What do you do when you’re a woke Council (aren’t they all, I hear you ask) but not woke enough to cancel Australia Day altogether? Perhaps your mayor understands that ratepayers might have something to say about that and you reluctantly accept that he would never agree to a cancellation, but he might be amenable to some compromise. Something that would allow you to put the event pretty much out of sight. This year my local council, Kiama, managed the almost perfect Clayton’s Australia Day.
You start the process by failing to put any mention of the proposed celebration in the local newspaper, The Bugle. Patriots like my wife and I had to look it up on the council website, which advertised the following program, commencing at 08.30am:
Welcome to Country
Australia Day Address
Indigenous dance performance
Now Kiama is a magnet for tourists on any weekend or public holiday. They flock here in their droves to a picture-postcard town. And this year, Australia Day also coincided with the first day of the Kiama Show. Right next to the showground is Kiama’s main surf beach, busy every weekend and a stone‘s throw from the main centre. It was bound to be teeming with people on the day. What better place could you want to hold a significant event such as Australia Day?
Well, if it’s a Clayton’s Australia Day you want, almost anywhere else. In this case, the venue chosen was the Kiama Downs Surf Club at Jones Beach. Kiama Downs is an outlying suburb of Kiama that has great appeal to its residents but offers little in the way of commercial leisure activity. There are very few cafes and no pub. It is separated from Kiama itself by Bombo Beach and the Princes Highway Bypass. Not likely to attract more than a few Kiama Downs locals.
So having got the venue right, you then have to outsource the event to the Surf Club itself and assign the Mayor only a peripheral role. Here’s how it played out:
To begin with, the Surf Club did a good job arranging marquees, chairs and tables for a good many people at the back of the clubhouse. And, of course they put on a BBQ starting from 7am. Things went downhill from there.
Proceedings did not commence until after 9am without any explanation of, or apology. We didn’t get the Welcome to Country, but neither did we even get the traditional acknowledgement of, and welcome to distinguished guests. I know that the federal member, Fiona Phillips, was there because I said hello to her. I know the state member, Gareth Ward was there, because I saw him. He was the one – the only one – dressed with any formality. And I know that Mayor Neil Reilly, was there because I also said hello to him when he arrived. He told me he was there “in camouflage”. I did not appreciate the significance of that remark until later. I don’t know how many of the councillors graced us with their presence – possibly none.
When I arrived, what I thought would be the setting for the ceremony involved a screen placed in front of a water tank, in front of which, no doubt the newly sworn citizens would have their photos taken. I did wonder about the significance of the three rubbish bins. I need not have worried. It turned out the official presentations took place on the balcony above.
Australia’s flag and a couple of others were raised and we all sang the National Anthem.

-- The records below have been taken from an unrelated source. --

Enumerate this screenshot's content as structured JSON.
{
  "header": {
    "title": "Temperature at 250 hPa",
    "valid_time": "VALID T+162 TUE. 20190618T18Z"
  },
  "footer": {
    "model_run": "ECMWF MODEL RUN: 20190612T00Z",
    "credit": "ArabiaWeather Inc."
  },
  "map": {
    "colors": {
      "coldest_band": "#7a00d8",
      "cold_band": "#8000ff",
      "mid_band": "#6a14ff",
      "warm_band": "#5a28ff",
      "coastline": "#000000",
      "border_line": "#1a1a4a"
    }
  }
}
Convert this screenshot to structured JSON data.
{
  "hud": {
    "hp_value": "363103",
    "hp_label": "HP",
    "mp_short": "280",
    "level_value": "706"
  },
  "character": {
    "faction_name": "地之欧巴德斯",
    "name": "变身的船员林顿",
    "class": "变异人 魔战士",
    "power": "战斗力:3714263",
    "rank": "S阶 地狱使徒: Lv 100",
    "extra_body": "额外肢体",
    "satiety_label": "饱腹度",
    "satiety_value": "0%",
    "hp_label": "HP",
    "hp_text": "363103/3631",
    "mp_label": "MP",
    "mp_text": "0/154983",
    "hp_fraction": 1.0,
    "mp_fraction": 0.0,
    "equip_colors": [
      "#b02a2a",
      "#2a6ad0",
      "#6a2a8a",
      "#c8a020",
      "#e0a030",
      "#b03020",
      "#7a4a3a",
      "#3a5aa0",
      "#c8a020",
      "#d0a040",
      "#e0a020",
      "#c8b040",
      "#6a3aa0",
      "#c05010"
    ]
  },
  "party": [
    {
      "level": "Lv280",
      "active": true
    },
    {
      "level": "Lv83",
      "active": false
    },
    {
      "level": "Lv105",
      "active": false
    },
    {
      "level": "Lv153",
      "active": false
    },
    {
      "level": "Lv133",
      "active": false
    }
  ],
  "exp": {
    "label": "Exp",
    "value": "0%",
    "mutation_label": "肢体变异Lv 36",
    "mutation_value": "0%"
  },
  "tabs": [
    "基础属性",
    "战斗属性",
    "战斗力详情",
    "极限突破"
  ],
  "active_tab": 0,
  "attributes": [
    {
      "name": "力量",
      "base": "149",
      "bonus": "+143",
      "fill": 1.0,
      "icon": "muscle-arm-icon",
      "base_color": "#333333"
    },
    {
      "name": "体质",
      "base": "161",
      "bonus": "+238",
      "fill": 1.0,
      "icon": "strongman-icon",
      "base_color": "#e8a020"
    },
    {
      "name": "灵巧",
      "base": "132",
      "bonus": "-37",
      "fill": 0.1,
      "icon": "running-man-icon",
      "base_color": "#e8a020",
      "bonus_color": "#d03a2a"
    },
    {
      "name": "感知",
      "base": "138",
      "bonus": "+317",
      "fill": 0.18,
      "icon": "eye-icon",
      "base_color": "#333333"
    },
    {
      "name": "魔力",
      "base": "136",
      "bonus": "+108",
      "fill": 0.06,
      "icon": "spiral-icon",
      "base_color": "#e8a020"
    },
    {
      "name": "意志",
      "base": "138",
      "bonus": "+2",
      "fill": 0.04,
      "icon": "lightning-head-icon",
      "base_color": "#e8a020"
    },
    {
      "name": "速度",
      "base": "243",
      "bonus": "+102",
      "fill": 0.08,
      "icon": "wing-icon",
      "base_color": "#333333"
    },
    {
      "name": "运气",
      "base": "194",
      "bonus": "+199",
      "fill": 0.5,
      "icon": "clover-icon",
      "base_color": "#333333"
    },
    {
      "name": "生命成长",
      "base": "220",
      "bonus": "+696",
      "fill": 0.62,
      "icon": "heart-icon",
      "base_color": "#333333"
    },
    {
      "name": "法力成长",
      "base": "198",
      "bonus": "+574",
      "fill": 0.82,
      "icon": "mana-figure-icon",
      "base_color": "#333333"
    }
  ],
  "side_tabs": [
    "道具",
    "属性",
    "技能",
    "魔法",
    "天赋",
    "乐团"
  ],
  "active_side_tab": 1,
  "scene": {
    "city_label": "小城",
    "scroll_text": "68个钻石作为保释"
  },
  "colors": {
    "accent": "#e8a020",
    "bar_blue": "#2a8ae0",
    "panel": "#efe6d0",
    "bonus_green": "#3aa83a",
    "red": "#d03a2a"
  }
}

Then the Mayor was invited to the podium (such as it was) by the MC, the president of the Surf Club, and gave a perfunctory address in which he noted that the date of Australia Day was a subject of some debate and it might not always be on the January 26. But, nonetheless, we were stuck with it for now (he didn’t actually say that, but he might just as well) and we should all enjoy the day anyway. He then handed over to Bruce Elder, an Australia Day ambassador, who told us that on many occasions it was very hot on Australia Day and weren’t we lucky it was not so hot today. Oh, and that we live in a wonderful country. Federal member Fiona Phillips then handed out National Medals to a number of the Surf Club longstanding members. And good on them, too.
Then it was over to the representatives of the local Aboriginal community who entertained us for nearly an hour with a smoking ceremony and various dances. And then it was all over.
Nothing was seen or heard of the twelve new citizens, who must have been sworn in out of sight up in the clubhouse. Maybe the officials thought it would be less embarrassing for them to swear out of the public gaze their allegiance to an allegedly illegitimate nation built on purportedly stolen land.
I have no objection to some Aboriginal content in our Australia Day celebrations, and good on this ‘mob’ for wanting to participate, but it seemed well over the top to me that this aspect should dominate proceedings to the extent that it did. No other perspective was seen.
The whole thing was a charade. I don’t want to be too hard on the Mayor. He’s a good bloke and, as I intimated earlier, I suspect without him we’d have had no Australia Day whatsoever. Still, pathetic effort, Kiama Council. Shame on you.